The goal, Nunn continued, will be to do everything electronically, as much as legally possible. “People will log in at a kiosk,” she said, on a computer. “Everyone will do a brief patient intake and a brief sexual history and a brief primary care survey.” As a result, the clinic will have metrics on the number of people who come through the clinic.

But more than volume, Nunn said, “I think the other metric that is really important to us is patient satisfaction. Yes, I think volume is a really good indicator of patient satisfaction, but we also want to make sure that our clients are happy.”

The clinic has created some ways that people can give us more feedback online and with surveys, but ultimately, Nunn said, “I would like to do a kiosk-in and a kiosk-out [analysis], so that people can offer their feedback in real time.”

Being prepared
One of the innovations that Open Door Health offers is the ability to screen for sexually transmitted diseases without having to be seen by a provider, in an express manner.

At the same time, Chan said that there was need to be flexible. “It’s a balance,” he explained. “Because there are a lot of people who may come in thinking that they want that [an express screening], and then they actually want to talk about it. The bottom line is that we have to prepare for both scenarios.”

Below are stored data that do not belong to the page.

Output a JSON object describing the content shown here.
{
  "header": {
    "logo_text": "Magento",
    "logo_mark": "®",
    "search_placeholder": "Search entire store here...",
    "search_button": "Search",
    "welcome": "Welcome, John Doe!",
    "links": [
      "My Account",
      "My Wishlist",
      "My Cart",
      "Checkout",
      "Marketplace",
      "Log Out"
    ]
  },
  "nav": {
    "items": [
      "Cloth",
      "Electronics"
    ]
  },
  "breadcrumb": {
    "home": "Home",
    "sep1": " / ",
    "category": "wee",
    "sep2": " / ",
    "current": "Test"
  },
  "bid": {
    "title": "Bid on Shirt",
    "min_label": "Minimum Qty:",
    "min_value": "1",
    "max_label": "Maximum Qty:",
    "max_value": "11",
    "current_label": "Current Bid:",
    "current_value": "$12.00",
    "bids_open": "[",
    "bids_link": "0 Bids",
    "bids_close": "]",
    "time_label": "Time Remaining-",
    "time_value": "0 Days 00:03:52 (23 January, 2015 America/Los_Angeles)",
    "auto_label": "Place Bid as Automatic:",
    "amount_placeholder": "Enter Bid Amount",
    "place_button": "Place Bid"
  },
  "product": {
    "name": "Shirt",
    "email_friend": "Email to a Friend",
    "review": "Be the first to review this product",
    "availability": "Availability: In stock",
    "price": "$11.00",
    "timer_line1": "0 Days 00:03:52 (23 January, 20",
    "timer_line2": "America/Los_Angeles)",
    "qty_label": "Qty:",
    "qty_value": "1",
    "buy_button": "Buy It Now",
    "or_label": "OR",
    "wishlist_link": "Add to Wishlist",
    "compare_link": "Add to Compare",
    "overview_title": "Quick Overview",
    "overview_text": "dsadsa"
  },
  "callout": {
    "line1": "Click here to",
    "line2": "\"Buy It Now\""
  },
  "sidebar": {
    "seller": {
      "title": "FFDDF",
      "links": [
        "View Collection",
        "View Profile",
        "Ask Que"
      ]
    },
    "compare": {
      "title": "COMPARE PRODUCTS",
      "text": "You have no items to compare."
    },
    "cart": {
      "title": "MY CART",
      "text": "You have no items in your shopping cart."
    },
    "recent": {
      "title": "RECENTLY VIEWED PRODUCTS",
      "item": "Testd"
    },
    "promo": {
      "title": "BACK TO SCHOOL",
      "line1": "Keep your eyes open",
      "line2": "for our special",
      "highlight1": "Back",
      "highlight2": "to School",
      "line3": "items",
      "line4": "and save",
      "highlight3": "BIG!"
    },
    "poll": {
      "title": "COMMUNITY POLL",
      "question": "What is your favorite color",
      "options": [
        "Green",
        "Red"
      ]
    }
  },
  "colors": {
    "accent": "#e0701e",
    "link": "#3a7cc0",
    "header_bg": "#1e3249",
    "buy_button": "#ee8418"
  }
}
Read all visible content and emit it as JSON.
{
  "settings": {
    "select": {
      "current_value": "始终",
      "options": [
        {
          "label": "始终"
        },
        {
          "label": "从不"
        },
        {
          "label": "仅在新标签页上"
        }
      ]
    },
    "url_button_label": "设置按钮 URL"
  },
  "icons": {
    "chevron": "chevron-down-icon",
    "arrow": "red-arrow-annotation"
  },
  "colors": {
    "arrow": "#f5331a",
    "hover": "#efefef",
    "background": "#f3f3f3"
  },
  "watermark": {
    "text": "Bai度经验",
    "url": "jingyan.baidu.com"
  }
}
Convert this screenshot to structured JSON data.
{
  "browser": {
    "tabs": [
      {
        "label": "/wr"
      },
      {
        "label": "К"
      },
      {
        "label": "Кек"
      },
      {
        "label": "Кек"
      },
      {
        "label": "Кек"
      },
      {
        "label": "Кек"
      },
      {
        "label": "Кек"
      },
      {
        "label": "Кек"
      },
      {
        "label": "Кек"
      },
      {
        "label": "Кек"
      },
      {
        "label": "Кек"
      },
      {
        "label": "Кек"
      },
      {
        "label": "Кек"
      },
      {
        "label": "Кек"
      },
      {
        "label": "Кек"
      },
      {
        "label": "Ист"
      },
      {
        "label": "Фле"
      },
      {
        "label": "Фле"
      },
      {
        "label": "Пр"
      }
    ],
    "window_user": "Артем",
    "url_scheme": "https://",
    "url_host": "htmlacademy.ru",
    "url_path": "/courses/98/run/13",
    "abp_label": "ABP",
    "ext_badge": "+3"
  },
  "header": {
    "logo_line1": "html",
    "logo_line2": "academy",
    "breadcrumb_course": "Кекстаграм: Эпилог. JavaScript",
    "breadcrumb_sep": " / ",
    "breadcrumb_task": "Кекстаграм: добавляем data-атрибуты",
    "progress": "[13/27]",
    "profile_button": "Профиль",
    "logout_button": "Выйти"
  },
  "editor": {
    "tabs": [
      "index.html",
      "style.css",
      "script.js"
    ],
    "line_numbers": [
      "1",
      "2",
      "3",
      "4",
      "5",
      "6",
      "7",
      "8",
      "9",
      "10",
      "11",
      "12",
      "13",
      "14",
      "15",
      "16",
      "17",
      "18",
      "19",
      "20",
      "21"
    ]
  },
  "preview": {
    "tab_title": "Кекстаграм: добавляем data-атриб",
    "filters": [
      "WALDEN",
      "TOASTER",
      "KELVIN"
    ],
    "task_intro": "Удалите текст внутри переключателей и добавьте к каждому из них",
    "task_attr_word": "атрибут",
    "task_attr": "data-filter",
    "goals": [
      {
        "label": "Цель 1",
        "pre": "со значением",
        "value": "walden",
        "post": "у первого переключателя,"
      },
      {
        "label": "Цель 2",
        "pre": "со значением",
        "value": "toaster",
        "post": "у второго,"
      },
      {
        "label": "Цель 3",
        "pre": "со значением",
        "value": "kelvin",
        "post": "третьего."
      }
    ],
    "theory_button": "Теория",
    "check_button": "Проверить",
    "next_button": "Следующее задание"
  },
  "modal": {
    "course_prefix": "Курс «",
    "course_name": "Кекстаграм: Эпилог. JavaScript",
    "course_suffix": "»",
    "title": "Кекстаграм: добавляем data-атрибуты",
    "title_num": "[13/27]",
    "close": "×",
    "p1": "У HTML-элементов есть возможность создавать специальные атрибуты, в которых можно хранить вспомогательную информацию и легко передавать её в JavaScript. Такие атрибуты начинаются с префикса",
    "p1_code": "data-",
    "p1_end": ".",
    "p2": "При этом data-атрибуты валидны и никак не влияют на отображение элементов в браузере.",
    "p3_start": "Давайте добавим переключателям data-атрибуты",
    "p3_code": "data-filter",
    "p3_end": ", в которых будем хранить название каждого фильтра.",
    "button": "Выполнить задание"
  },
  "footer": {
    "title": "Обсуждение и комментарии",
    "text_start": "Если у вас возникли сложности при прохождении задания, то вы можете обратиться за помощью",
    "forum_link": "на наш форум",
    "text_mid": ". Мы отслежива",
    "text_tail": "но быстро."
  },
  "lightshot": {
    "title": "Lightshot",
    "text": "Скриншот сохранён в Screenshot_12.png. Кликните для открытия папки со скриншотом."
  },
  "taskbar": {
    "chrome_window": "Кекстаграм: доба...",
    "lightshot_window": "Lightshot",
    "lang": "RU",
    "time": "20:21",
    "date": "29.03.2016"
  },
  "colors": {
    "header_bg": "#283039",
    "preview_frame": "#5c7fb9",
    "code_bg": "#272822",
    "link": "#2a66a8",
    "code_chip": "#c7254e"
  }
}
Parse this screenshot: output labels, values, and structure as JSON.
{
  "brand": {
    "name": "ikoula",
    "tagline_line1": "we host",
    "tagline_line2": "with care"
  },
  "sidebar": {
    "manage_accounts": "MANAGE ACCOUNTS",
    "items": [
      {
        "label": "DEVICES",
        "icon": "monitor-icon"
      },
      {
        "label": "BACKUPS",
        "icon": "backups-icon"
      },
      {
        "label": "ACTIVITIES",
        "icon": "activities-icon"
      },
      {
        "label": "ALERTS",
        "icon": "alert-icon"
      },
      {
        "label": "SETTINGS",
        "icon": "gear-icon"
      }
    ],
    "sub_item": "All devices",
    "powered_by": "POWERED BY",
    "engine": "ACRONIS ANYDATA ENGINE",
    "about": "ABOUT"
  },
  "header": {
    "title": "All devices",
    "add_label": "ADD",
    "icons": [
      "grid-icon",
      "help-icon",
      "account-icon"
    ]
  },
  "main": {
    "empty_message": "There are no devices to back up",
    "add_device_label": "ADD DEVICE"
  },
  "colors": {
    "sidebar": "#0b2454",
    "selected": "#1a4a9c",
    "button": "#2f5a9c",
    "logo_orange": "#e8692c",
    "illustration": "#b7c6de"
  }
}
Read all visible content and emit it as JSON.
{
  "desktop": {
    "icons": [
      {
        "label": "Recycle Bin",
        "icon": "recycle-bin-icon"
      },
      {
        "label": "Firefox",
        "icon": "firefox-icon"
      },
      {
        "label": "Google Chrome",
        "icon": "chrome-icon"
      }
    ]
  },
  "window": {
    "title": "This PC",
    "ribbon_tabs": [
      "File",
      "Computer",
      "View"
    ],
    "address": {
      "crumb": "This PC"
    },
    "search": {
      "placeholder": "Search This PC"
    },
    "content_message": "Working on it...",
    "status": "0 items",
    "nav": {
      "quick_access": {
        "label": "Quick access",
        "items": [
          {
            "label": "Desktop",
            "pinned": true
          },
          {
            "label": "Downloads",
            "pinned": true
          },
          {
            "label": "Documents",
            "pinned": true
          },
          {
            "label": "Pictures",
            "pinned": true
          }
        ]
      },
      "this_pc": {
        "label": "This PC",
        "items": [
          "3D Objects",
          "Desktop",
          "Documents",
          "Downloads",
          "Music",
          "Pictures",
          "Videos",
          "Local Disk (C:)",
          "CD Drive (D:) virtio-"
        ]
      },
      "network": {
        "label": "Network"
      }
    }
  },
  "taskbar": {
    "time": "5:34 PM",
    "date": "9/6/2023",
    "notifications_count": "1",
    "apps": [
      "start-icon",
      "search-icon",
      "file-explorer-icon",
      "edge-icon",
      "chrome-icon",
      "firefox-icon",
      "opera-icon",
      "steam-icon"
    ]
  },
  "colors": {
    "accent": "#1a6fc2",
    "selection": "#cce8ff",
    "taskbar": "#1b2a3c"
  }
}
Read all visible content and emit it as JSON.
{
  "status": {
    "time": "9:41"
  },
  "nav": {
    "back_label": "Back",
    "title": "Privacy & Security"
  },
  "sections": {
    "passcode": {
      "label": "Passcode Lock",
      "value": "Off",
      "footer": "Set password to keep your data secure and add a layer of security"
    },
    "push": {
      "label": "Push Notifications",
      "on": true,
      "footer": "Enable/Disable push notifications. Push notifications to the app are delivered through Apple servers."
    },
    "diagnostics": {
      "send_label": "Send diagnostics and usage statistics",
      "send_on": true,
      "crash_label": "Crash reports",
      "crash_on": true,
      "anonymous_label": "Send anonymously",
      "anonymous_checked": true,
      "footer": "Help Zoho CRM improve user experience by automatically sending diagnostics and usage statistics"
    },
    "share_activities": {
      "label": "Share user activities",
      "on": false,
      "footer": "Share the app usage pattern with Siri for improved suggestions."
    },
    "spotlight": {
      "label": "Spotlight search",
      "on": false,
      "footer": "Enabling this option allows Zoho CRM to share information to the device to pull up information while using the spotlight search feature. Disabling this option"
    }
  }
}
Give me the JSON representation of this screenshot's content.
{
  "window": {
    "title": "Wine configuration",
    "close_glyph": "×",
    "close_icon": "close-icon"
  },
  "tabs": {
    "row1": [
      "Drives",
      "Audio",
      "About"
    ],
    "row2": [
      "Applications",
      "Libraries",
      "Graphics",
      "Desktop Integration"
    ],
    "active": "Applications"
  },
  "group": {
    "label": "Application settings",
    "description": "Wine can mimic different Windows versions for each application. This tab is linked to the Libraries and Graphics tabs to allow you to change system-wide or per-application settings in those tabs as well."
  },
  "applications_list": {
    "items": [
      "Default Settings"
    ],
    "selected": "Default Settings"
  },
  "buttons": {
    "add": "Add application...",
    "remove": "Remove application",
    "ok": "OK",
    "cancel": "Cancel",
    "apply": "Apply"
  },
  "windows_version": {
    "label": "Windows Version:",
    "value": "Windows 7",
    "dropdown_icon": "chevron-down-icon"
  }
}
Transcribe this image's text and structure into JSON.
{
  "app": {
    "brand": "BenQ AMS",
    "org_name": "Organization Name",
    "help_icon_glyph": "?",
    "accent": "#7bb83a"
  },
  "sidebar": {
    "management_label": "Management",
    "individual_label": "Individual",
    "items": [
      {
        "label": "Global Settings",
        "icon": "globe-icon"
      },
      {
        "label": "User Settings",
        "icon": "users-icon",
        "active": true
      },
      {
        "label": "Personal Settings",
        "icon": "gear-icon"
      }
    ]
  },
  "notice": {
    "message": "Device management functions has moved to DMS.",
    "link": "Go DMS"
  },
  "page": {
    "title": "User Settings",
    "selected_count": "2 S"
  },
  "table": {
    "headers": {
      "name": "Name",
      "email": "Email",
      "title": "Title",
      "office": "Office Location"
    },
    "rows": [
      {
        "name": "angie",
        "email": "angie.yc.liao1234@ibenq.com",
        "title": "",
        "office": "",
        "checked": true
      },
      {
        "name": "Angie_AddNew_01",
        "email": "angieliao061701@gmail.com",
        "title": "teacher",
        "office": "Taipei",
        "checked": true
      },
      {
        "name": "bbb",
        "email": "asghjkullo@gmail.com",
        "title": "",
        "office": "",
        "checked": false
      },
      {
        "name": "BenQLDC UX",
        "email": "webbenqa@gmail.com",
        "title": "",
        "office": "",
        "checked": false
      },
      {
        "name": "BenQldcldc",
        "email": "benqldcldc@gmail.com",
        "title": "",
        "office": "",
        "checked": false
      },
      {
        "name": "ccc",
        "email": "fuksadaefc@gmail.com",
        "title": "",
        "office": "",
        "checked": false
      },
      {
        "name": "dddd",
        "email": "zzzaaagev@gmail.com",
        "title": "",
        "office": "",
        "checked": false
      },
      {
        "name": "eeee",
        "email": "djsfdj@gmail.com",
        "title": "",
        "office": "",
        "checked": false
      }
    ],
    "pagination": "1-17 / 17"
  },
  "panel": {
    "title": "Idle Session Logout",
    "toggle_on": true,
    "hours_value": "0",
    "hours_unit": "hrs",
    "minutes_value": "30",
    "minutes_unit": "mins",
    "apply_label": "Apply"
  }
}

The important factor in delivering care, Chan continued, is to be able to do it a customer-centered, or patient-centered approach. “That is what we’re trying to do.”

In addition, Open Door Health will function in a collaborative fashion to address public health needs, with referrals across health systems, including Lifespan and Care New England, as well as working closely with the Providence Community Health Centers and its chief medical officer, Dr. Andrew Saal.

An excitement
Lazzerini talked about the excitement that people in the LGBTQ community feel about the opening of the clinic. “I know I said this before, but members of our community need access to good quality health care, and health providers that understand who they are and where they are at,” he said.

“The fact that Open Door Health is opening, and it is opening in their backyard and their community, is a beautiful, really wonderful thing,” he said.